Na minha minúscula cozinha, respiro o ar do amanhecer que me vem de outra janela, esta virada para o norte. E através dela também contemplo o balé dos passarinhos. Moro num bairro com cara de interior, muito bem servido de pássaros, em especial as rolinhas, que me fazem recordar minha infância. Também me trazem lembranças da minha mãe, que há poucos meses se foi para junto do Pai. Ela sempre nos contava que na infância criava rolinhas em casa. Era fiel defensora dessas avezinhas e reconhecia o canto delas, sabendo inclusive diferenciar de qual espécie se tratava. As que habitam essa região onde moro são as de cor marrom, no interior chamávamos “rolinhas caldo-de-feijão”. Elas são lindas.

Ultimamente, além da brisa matinal na hora de preparar o café, tenho a companhia de um casal de rolinhas que anda preparando o ninho num poste, em meio ao emaranhado de fios, no encaixe de um “braço” de sustentação da luminária. Elas tentaram construir esse ninho na calha de uma casa, mas parece que as espantaram de lá. Encontraram no poste o lugar apropriado para depositar os ovos que trarão filhotes muito em breve. Isso, é claro, se nenhum predador, em especial os humanos, fizerem algum mal a esse lindo casalzinho.

Ocorre que, assim como entre nós humanos há aqueles que buscam se aproveitar do trabalho dos outros (no ambiente familiar, no trabalho, nos diferentes espaços da vida social), deparei-me hoje com um pardal querendo se apropriar do ninho das rolinhas. Ele voava insistentemente ao redor e tentava, com o bico, retirar os galhinhos que formavam o ninho.

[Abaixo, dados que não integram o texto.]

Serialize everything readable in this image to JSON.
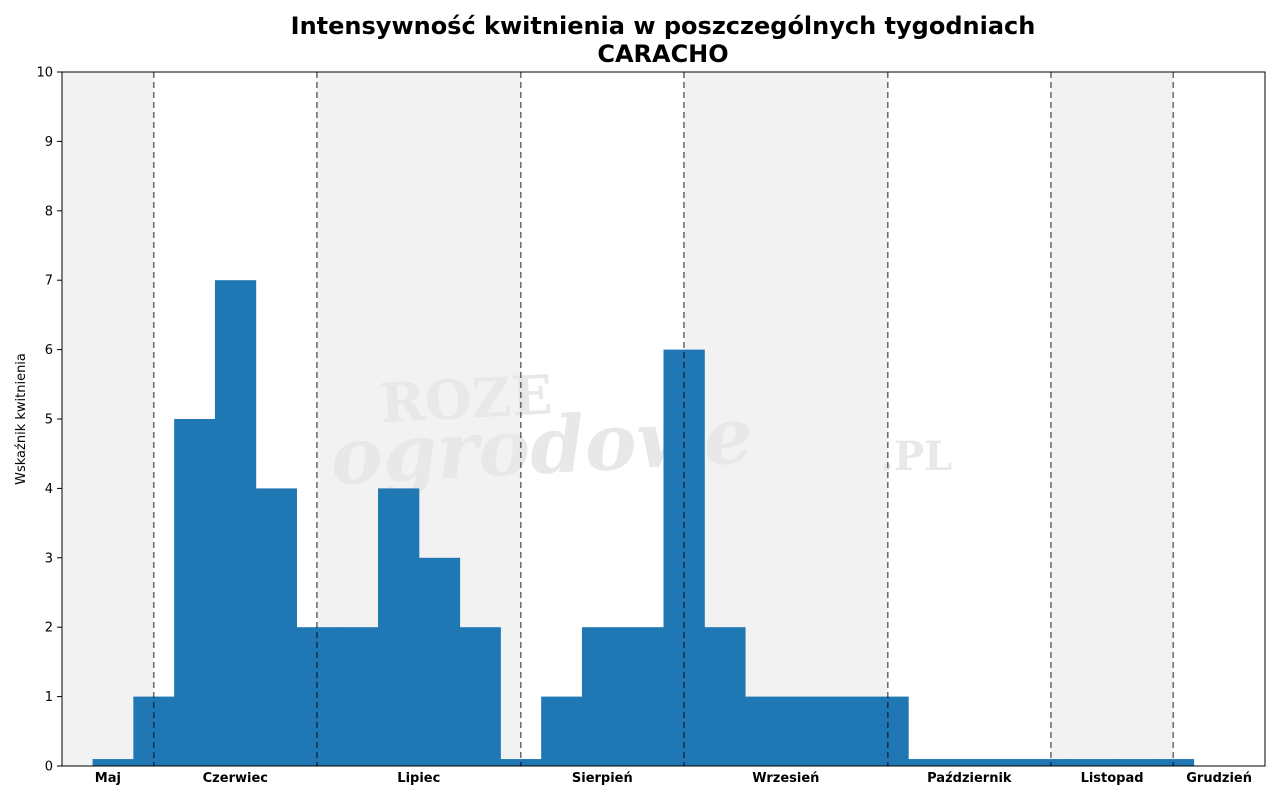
{
  "chart_data": {
    "type": "bar",
    "title": "Intensywność kwitnienia w poszczególnych tygodniach",
    "subtitle": "CARACHO",
    "xlabel": "",
    "ylabel": "Wskaźnik kwitnienia",
    "ylim": [
      0,
      10
    ],
    "yticks": [
      0,
      1,
      2,
      3,
      4,
      5,
      6,
      7,
      8,
      9,
      10
    ],
    "grid": false,
    "bar_color": "#1f77b4",
    "shade_color": "#f2f2f2",
    "weeks": [
      {
        "month": "Maj",
        "value": 0.1
      },
      {
        "month": "Czerwiec",
        "value": 1
      },
      {
        "month": "Czerwiec",
        "value": 5
      },
      {
        "month": "Czerwiec",
        "value": 7
      },
      {
        "month": "Czerwiec",
        "value": 4
      },
      {
        "month": "Lipiec",
        "value": 2
      },
      {
        "month": "Lipiec",
        "value": 2
      },
      {
        "month": "Lipiec",
        "value": 4
      },
      {
        "month": "Lipiec",
        "value": 3
      },
      {
        "month": "Lipiec",
        "value": 2
      },
      {
        "month": "Sierpień",
        "value": 0.1
      },
      {
        "month": "Sierpień",
        "value": 1
      },
      {
        "month": "Sierpień",
        "value": 2
      },
      {
        "month": "Sierpień",
        "value": 2
      },
      {
        "month": "Wrzesień",
        "value": 6
      },
      {
        "month": "Wrzesień",
        "value": 2
      },
      {
        "month": "Wrzesień",
        "value": 1
      },
      {
        "month": "Wrzesień",
        "value": 1
      },
      {
        "month": "Wrzesień",
        "value": 1
      },
      {
        "month": "Październik",
        "value": 1
      },
      {
        "month": "Październik",
        "value": 0.1
      },
      {
        "month": "Październik",
        "value": 0.1
      },
      {
        "month": "Październik",
        "value": 0.1
      },
      {
        "month": "Listopad",
        "value": 0.1
      },
      {
        "month": "Listopad",
        "value": 0.1
      },
      {
        "month": "Listopad",
        "value": 0.1
      },
      {
        "month": "Grudzień",
        "value": 0.1
      }
    ],
    "months": [
      {
        "name": "Maj",
        "start": -0.25,
        "end": 2,
        "shaded": true
      },
      {
        "name": "Czerwiec",
        "start": 2,
        "end": 6,
        "shaded": false
      },
      {
        "name": "Lipiec",
        "start": 6,
        "end": 11,
        "shaded": true
      },
      {
        "name": "Sierpień",
        "start": 11,
        "end": 15,
        "shaded": false
      },
      {
        "name": "Wrzesień",
        "start": 15,
        "end": 20,
        "shaded": true
      },
      {
        "name": "Październik",
        "start": 20,
        "end": 24,
        "shaded": false
      },
      {
        "name": "Listopad",
        "start": 24,
        "end": 27,
        "shaded": true
      },
      {
        "name": "Grudzień",
        "start": 27,
        "end": 29.25,
        "shaded": false
      }
    ],
    "xlim": [
      -0.25,
      29.25
    ],
    "first_bar_x": 1,
    "watermark": [
      "ROZE",
      "ogrodowe",
      ".PL"
    ]
  }
}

Percebi que os donos da casa não estavam. Fiquei preocupada, mas nada poderia fazer, apenas esperar e torcer para que os donos do ninho chegassem. E eles chegaram. E colocaram o invasor pra correr. Agora quando chego na cozinha vou logo olhar como está a situação. Sempre vejo um no ninho e o outro por perto, pastoreando.

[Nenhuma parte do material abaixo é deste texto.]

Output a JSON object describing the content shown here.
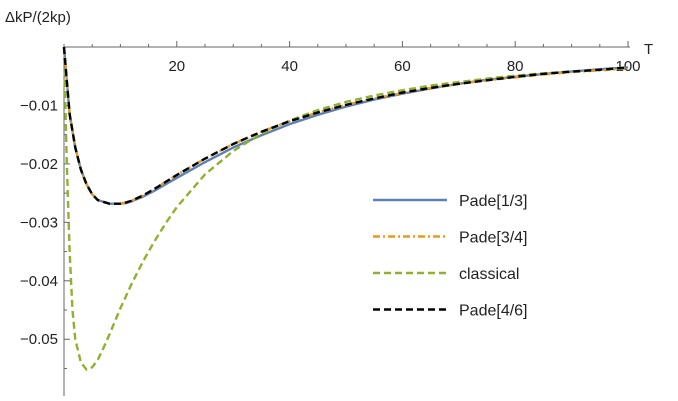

Fiquei aqui refletindo sobre as mudanças e os processos evolutivos no mundo. Hoje pássaros fazem ninhos nos postes de iluminação. Hoje entre nós, humanos, há uma disputa por querer tomar o espaço do outro, da outra, mas de formas bem diferentes. Na política, por exemplo, se faz até “colheita de provas”, para derrubar a escalada de alguém a um determinado cargo. Invadem site da instituição de pesquisas que arquiva projetos e currículos de inúmeros cientistas e pesquisadores e, como se não bastasse lidar com um vírus invasor, que rouba vidas, que nos tira as pessoas que amamos, ainda invadem o site onde se armazenam as informações de vacinas, os dados de registros dos casos da doença e assim por diante. Se na antiguidade as guerras eram pelos espaços físicos, terras, para ampliar o poderio, hoje as tentativas de apropriação indevida acontecem também na nuvem, no espaço cibernético. Os tesouros estão no ciberespaço. As disputas agora são pelas informações, pelos algoritmos.

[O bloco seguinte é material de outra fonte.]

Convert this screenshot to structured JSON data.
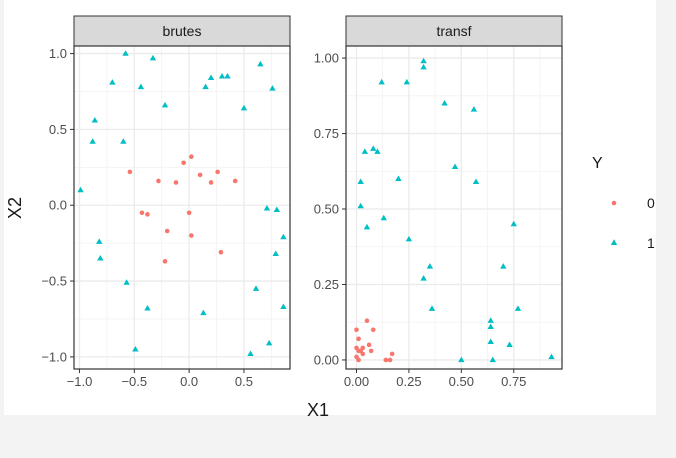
{
  "chart_data": {
    "type": "scatter",
    "xlabel": "X1",
    "ylabel": "X2",
    "legend": {
      "title": "Y",
      "placement": "right",
      "entries": [
        {
          "label": "0",
          "shape": "circle",
          "color": "#F8766D"
        },
        {
          "label": "1",
          "shape": "triangle",
          "color": "#00BFC4"
        }
      ]
    },
    "facets": [
      {
        "strip_label": "brutes",
        "xlim": [
          -1.05,
          0.92
        ],
        "ylim": [
          -1.08,
          1.05
        ],
        "x_ticks": [
          -1.0,
          -0.5,
          0.0,
          0.5
        ],
        "x_tick_labels": [
          "−1.0",
          "−0.5",
          "0.0",
          "0.5"
        ],
        "y_ticks": [
          -1.0,
          -0.5,
          0.0,
          0.5,
          1.0
        ],
        "y_tick_labels": [
          "−1.0",
          "−0.5",
          "0.0",
          "0.5",
          "1.0"
        ],
        "series": [
          {
            "name": "0",
            "points": [
              {
                "x": -0.54,
                "y": 0.22
              },
              {
                "x": -0.28,
                "y": 0.16
              },
              {
                "x": -0.12,
                "y": 0.15
              },
              {
                "x": -0.05,
                "y": 0.28
              },
              {
                "x": 0.02,
                "y": 0.32
              },
              {
                "x": 0.1,
                "y": 0.2
              },
              {
                "x": 0.2,
                "y": 0.15
              },
              {
                "x": 0.26,
                "y": 0.22
              },
              {
                "x": 0.42,
                "y": 0.16
              },
              {
                "x": -0.43,
                "y": -0.05
              },
              {
                "x": -0.38,
                "y": -0.06
              },
              {
                "x": 0.0,
                "y": -0.05
              },
              {
                "x": -0.2,
                "y": -0.17
              },
              {
                "x": 0.02,
                "y": -0.2
              },
              {
                "x": -0.22,
                "y": -0.37
              },
              {
                "x": 0.29,
                "y": -0.31
              }
            ]
          },
          {
            "name": "1",
            "points": [
              {
                "x": -0.58,
                "y": 1.0
              },
              {
                "x": -0.33,
                "y": 0.97
              },
              {
                "x": -0.7,
                "y": 0.81
              },
              {
                "x": -0.44,
                "y": 0.78
              },
              {
                "x": -0.22,
                "y": 0.66
              },
              {
                "x": 0.15,
                "y": 0.78
              },
              {
                "x": 0.2,
                "y": 0.84
              },
              {
                "x": 0.3,
                "y": 0.85
              },
              {
                "x": 0.35,
                "y": 0.85
              },
              {
                "x": 0.65,
                "y": 0.93
              },
              {
                "x": 0.76,
                "y": 0.77
              },
              {
                "x": 0.5,
                "y": 0.64
              },
              {
                "x": -0.86,
                "y": 0.56
              },
              {
                "x": -0.88,
                "y": 0.42
              },
              {
                "x": -0.6,
                "y": 0.42
              },
              {
                "x": -0.99,
                "y": 0.1
              },
              {
                "x": 0.71,
                "y": -0.02
              },
              {
                "x": 0.8,
                "y": -0.03
              },
              {
                "x": -0.82,
                "y": -0.24
              },
              {
                "x": 0.86,
                "y": -0.21
              },
              {
                "x": -0.81,
                "y": -0.35
              },
              {
                "x": 0.79,
                "y": -0.32
              },
              {
                "x": -0.57,
                "y": -0.51
              },
              {
                "x": 0.61,
                "y": -0.55
              },
              {
                "x": -0.38,
                "y": -0.68
              },
              {
                "x": 0.13,
                "y": -0.71
              },
              {
                "x": 0.86,
                "y": -0.67
              },
              {
                "x": -0.49,
                "y": -0.95
              },
              {
                "x": 0.56,
                "y": -0.98
              },
              {
                "x": 0.73,
                "y": -0.91
              }
            ]
          }
        ]
      },
      {
        "strip_label": "transf",
        "xlim": [
          -0.05,
          0.98
        ],
        "ylim": [
          -0.03,
          1.04
        ],
        "x_ticks": [
          0.0,
          0.25,
          0.5,
          0.75
        ],
        "x_tick_labels": [
          "0.00",
          "0.25",
          "0.50",
          "0.75"
        ],
        "y_ticks": [
          0.0,
          0.25,
          0.5,
          0.75,
          1.0
        ],
        "y_tick_labels": [
          "0.00",
          "0.25",
          "0.50",
          "0.75",
          "1.00"
        ],
        "series": [
          {
            "name": "0",
            "points": [
              {
                "x": 0.0,
                "y": 0.1
              },
              {
                "x": 0.01,
                "y": 0.07
              },
              {
                "x": 0.05,
                "y": 0.13
              },
              {
                "x": 0.08,
                "y": 0.1
              },
              {
                "x": 0.0,
                "y": 0.04
              },
              {
                "x": 0.01,
                "y": 0.03
              },
              {
                "x": 0.02,
                "y": 0.03
              },
              {
                "x": 0.03,
                "y": 0.02
              },
              {
                "x": 0.03,
                "y": 0.04
              },
              {
                "x": 0.06,
                "y": 0.05
              },
              {
                "x": 0.07,
                "y": 0.03
              },
              {
                "x": 0.01,
                "y": 0.0
              },
              {
                "x": 0.0,
                "y": 0.01
              },
              {
                "x": 0.14,
                "y": 0.0
              },
              {
                "x": 0.16,
                "y": 0.0
              },
              {
                "x": 0.17,
                "y": 0.02
              }
            ]
          },
          {
            "name": "1",
            "points": [
              {
                "x": 0.32,
                "y": 0.99
              },
              {
                "x": 0.32,
                "y": 0.97
              },
              {
                "x": 0.12,
                "y": 0.92
              },
              {
                "x": 0.24,
                "y": 0.92
              },
              {
                "x": 0.42,
                "y": 0.85
              },
              {
                "x": 0.56,
                "y": 0.83
              },
              {
                "x": 0.04,
                "y": 0.69
              },
              {
                "x": 0.08,
                "y": 0.7
              },
              {
                "x": 0.1,
                "y": 0.69
              },
              {
                "x": 0.47,
                "y": 0.64
              },
              {
                "x": 0.02,
                "y": 0.59
              },
              {
                "x": 0.2,
                "y": 0.6
              },
              {
                "x": 0.57,
                "y": 0.59
              },
              {
                "x": 0.02,
                "y": 0.51
              },
              {
                "x": 0.13,
                "y": 0.47
              },
              {
                "x": 0.05,
                "y": 0.44
              },
              {
                "x": 0.75,
                "y": 0.45
              },
              {
                "x": 0.25,
                "y": 0.4
              },
              {
                "x": 0.35,
                "y": 0.31
              },
              {
                "x": 0.7,
                "y": 0.31
              },
              {
                "x": 0.32,
                "y": 0.27
              },
              {
                "x": 0.36,
                "y": 0.17
              },
              {
                "x": 0.77,
                "y": 0.17
              },
              {
                "x": 0.64,
                "y": 0.13
              },
              {
                "x": 0.64,
                "y": 0.11
              },
              {
                "x": 0.64,
                "y": 0.06
              },
              {
                "x": 0.73,
                "y": 0.05
              },
              {
                "x": 0.5,
                "y": 0.0
              },
              {
                "x": 0.65,
                "y": 0.0
              },
              {
                "x": 0.93,
                "y": 0.01
              }
            ]
          }
        ]
      }
    ]
  }
}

Quisera eu que minha preocupação em termos de invasão fosse apenas com aqueles passarinhos que alegram as minhas manhãs. Mas assim como aquele ninho, suspenso no ar, em meio ao emaranhado de fios, estão as nossas informações, as nossas contas. São contas de banco, de e-mail, de perfil de redes sociais, tudo correndo risco de um invasor entrar e nos roubar o que lá está guardado. É passarinhos, nós também temos vivido nas alturas, “na nuvem”, mas os invasores estão por aqui mesmo, no chão.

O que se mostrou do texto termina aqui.